Die bekannteste Feminstin Deutschlands: Alice Schwarzer.

Alice Schwarzer feiert am 3. Dezember ihren 80. Geburtstag. Im Interview spricht sie über ihre Fernseh-Duelle mit Verona Pooth und Esther Vilar, die Kopftuch-Debatte und die Ablehnung, die sie für einige ihrer Positionen erfährt. 

Frau Schwarzer, Sie werden 80 Jahre alt. Was finden Sie gut am Älterwerden?

Früher bin ich immer mit dem Kopf durch die Wand gegangen, beim kleinsten gewitterten Unrecht habe ich getobt. Heute sage ich: Die kleinen Ungerechtigkeiten lassen wir mal liegen und konzentrieren uns auf die großen.

Haben Sie Angst vor dem Tod?

Nein, der Tod ist ja unrealisierbar, wie Jean-Paul Sartre mal gesagt hat. In diesem Sommer hat es mich allerdings erwischt mit einer üblen Wirbelsäulen-Operation. Wenn man im Krankenhaus liegt, wo es Menschen gibt, denen es noch viel schlechter geht, muss man über das Ende nachdenken. Das Resultat war bei mir, dass ich nochmal entschiedener alles geregelt habe, was geregelt sein sollte, falls ich doch plötzlich unter die U-Bahn gerate.

Sie sind 1942 in Wuppertal geboren, leben aber seit vielen Jahren in Köln. Wie hat die Stadt auf Sie abgefärbt?

Ich bin nach Stationen in München, Frankfurt, Paris und Berlin hierhergekommen. Warum? Erst dachte ich, weil im Umkreis des WDR viele zukünftige EMMA-Mitarbeiterinnen wären und Paris nicht weit. Allmählich begriff ich, es war, weil Köln für mich als sehr rheinisch orientierte Wuppertalerin ein Stück Heimat ist. Dessen war ich mir zunächst aber noch nicht bewusst. Köln, das sind für mich die Menschen und der Rhein. Vor allem die Menschen. Die Mentalität der Kölner entspricht mir. Die Coolness, das Antiautoritäre, der Humor. Die Berliner lachen gern auf Kosten anderer, der Kölner lacht über sich selbst. Immer wenn ich nach ein paar Wochen wiederkomme, denke ich: Ja, so seid ihr. Und so bin ich hoffentlich auch ein Stück.

Sie sagen von sich, Sie seien angstfrei. Kann man das lernen?
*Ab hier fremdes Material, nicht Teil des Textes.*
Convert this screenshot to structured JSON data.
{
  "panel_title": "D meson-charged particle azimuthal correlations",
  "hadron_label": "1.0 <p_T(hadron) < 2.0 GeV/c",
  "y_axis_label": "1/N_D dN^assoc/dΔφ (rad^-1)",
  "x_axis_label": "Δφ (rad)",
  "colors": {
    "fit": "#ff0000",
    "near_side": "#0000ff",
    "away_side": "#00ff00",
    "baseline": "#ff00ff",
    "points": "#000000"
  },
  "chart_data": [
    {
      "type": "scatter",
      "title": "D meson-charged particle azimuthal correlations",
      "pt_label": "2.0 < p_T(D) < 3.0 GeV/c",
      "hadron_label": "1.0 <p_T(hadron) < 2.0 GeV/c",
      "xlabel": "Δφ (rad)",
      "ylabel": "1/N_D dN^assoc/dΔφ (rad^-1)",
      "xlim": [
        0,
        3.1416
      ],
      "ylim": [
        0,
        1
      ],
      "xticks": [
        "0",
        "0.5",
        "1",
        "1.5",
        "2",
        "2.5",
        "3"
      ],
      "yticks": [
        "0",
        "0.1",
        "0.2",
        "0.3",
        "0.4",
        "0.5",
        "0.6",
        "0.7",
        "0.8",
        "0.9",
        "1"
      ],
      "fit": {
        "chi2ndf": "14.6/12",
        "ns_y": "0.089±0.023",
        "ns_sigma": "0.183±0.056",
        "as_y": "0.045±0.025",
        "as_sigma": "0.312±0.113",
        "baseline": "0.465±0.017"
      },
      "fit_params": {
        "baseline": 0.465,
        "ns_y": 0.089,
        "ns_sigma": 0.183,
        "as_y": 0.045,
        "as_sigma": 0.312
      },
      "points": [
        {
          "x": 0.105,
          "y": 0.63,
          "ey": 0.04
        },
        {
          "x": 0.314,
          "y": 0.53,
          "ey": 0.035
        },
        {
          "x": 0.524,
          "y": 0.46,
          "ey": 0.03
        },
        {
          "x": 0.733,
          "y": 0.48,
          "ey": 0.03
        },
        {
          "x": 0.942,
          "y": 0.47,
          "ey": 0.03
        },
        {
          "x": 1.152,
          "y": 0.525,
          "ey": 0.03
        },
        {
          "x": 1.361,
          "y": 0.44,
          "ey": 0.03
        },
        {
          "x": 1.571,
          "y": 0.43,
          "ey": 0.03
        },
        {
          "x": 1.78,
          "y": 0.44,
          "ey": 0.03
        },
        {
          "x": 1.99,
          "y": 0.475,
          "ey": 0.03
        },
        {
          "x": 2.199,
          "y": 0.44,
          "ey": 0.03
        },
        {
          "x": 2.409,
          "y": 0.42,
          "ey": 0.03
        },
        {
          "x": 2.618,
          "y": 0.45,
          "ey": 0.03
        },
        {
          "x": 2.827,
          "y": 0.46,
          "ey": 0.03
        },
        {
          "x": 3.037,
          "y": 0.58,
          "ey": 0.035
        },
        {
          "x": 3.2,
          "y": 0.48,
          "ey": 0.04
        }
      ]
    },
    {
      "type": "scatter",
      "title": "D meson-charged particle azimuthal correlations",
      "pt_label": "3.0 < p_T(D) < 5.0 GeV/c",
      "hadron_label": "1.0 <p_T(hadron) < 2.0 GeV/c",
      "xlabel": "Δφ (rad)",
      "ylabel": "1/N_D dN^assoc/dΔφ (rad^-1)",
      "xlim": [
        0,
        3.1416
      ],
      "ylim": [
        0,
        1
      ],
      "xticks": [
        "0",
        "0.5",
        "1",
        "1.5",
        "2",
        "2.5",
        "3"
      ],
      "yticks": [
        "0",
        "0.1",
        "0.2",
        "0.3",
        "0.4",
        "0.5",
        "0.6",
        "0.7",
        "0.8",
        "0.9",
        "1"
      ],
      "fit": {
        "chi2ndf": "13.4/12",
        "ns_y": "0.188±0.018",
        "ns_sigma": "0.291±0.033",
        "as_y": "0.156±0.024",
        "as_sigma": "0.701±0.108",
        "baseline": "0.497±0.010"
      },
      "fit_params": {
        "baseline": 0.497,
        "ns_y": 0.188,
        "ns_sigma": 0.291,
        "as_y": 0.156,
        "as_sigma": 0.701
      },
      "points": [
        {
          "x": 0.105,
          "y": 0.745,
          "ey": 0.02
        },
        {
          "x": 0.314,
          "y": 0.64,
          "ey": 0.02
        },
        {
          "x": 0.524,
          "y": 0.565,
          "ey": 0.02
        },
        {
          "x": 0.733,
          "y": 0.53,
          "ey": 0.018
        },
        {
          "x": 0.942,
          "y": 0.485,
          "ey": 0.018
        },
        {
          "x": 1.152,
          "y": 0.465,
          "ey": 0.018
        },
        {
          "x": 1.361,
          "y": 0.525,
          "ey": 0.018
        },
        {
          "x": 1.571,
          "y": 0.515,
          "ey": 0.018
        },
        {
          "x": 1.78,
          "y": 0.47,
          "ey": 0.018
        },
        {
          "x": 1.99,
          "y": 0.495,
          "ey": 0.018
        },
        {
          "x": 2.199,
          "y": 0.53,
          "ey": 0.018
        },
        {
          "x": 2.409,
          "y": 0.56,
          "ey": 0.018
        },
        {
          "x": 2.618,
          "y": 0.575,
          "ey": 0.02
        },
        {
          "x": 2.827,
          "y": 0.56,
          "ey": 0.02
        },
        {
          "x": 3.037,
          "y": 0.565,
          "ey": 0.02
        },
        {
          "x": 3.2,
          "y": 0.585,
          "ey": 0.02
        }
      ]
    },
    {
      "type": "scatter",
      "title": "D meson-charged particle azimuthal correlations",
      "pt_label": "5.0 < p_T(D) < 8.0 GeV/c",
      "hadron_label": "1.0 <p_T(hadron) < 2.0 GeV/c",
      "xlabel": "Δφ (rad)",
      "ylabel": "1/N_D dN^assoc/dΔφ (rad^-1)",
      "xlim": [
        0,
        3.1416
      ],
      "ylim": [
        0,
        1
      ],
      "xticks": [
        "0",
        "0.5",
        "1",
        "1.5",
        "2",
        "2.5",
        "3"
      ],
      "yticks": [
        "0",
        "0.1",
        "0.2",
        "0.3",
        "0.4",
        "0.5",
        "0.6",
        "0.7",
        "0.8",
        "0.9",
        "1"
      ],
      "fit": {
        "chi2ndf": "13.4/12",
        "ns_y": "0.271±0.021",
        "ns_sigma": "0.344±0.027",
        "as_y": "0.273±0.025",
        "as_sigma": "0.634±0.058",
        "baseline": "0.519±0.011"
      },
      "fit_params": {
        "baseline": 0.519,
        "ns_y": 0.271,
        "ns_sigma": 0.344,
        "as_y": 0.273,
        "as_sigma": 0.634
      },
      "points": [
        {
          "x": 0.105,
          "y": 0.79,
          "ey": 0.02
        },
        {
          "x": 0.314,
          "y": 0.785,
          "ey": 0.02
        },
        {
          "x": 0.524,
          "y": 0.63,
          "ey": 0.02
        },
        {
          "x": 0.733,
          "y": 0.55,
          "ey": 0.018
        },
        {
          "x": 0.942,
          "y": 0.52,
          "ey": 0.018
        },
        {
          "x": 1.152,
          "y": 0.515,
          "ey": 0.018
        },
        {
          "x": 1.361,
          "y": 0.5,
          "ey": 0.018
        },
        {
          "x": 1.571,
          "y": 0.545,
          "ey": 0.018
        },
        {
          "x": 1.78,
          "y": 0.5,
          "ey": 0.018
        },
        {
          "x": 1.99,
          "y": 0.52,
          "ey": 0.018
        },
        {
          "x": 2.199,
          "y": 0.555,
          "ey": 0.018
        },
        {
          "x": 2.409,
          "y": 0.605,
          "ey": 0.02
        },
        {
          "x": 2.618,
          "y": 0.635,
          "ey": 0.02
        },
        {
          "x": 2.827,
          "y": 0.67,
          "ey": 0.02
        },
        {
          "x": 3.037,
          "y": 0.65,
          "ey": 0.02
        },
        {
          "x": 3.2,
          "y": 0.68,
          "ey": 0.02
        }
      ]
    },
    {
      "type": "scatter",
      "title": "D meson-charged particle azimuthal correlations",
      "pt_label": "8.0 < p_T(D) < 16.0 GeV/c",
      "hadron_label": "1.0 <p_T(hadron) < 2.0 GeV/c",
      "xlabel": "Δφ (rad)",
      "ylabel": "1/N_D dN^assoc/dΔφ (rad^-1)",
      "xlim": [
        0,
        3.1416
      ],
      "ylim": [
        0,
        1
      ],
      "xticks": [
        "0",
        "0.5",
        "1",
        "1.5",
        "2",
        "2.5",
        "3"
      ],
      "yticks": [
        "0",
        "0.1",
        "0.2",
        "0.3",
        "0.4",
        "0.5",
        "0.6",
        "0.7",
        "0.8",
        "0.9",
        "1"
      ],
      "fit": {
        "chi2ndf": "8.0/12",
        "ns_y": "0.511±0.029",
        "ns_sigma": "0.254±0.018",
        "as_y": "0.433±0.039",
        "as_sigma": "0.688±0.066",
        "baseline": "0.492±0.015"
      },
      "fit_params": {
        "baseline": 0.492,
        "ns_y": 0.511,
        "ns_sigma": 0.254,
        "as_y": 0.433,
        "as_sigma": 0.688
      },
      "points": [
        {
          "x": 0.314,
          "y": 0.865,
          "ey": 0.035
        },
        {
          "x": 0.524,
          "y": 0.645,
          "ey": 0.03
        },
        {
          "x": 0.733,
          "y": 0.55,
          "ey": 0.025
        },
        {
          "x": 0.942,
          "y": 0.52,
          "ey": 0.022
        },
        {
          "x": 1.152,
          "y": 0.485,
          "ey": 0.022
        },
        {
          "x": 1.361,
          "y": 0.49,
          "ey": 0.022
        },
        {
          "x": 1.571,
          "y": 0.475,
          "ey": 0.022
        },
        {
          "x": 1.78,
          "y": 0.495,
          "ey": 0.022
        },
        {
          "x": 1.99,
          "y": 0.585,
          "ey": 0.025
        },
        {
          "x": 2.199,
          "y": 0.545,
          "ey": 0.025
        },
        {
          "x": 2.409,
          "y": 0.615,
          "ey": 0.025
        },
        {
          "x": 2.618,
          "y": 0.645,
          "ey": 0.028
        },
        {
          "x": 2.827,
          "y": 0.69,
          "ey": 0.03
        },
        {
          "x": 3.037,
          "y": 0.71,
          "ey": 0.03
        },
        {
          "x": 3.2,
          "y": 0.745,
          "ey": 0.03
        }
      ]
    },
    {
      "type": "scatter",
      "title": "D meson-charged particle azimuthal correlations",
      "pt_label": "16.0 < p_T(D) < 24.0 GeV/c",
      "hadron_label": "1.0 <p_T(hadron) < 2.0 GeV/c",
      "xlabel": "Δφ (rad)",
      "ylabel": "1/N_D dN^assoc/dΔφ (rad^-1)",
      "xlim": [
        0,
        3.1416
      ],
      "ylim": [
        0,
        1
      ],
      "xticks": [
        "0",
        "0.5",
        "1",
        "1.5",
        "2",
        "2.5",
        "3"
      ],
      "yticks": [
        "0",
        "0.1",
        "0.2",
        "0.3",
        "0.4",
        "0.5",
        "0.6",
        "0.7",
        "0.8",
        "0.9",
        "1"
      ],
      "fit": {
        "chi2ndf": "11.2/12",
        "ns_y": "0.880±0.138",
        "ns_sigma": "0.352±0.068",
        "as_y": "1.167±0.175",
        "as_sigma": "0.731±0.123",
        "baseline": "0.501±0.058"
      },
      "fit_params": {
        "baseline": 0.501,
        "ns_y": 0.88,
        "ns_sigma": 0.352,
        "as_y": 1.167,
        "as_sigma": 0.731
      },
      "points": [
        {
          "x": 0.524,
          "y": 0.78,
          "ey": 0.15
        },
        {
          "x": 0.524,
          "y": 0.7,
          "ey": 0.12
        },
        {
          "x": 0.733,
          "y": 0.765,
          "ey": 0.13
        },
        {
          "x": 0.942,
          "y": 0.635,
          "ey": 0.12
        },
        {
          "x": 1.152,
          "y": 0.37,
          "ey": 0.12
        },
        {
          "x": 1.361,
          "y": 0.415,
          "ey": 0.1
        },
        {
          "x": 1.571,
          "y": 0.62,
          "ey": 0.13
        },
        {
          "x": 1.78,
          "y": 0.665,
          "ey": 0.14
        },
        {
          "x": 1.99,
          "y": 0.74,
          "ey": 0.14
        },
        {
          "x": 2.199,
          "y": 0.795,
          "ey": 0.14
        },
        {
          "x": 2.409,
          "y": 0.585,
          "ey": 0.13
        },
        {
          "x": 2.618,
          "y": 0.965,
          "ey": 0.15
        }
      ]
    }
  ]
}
Ich bin angstfrei im Vergleich zu anderen, vor allem zu Frauen. Ich habe keine Angst vor Autoritäten. Und auch keine Angst, mal was falsch zu machen - dann korrigiere ich mich eben oder ich lerne dazu. Allerdings habe ich als Frau lernen müssen, in bestimmten Situationen Angst zu haben: Ich würde niemals nachts durch einen Stadtpark gehen. Ich wechsle im Dunkeln die Straßenseite, wenn mir jemand Fragwürdiges entgegenkommt. Ich habe also Angst vor Gewalt. In einer Welt, in der jede dritte Frau sogar Gewalterfahrungen mit ihrem eigenen Mann gemacht hat, kein Wunder.

Haben Sie eine unerwiderte Liebe – jemanden, den Sie als Mann oder als Frau einseitig toll fanden?

Nein, ich bin intelligent genug, mich niemals unerwidert verliebt zu haben. Ich steige erst ein, wenn die andere Seite reagiert. Ich gucke zweimal hin, wenn mir eine Silhouette, die Bewegungen, die Ausstrahlung gefallen. Dann würde ich aber erst weitermachen, wenn was zurückkäme. Darum war ich noch nie unglücklich verliebt.

Haben Sie sich verändert, um zum Kampf gegen die Klimakrise beizutragen?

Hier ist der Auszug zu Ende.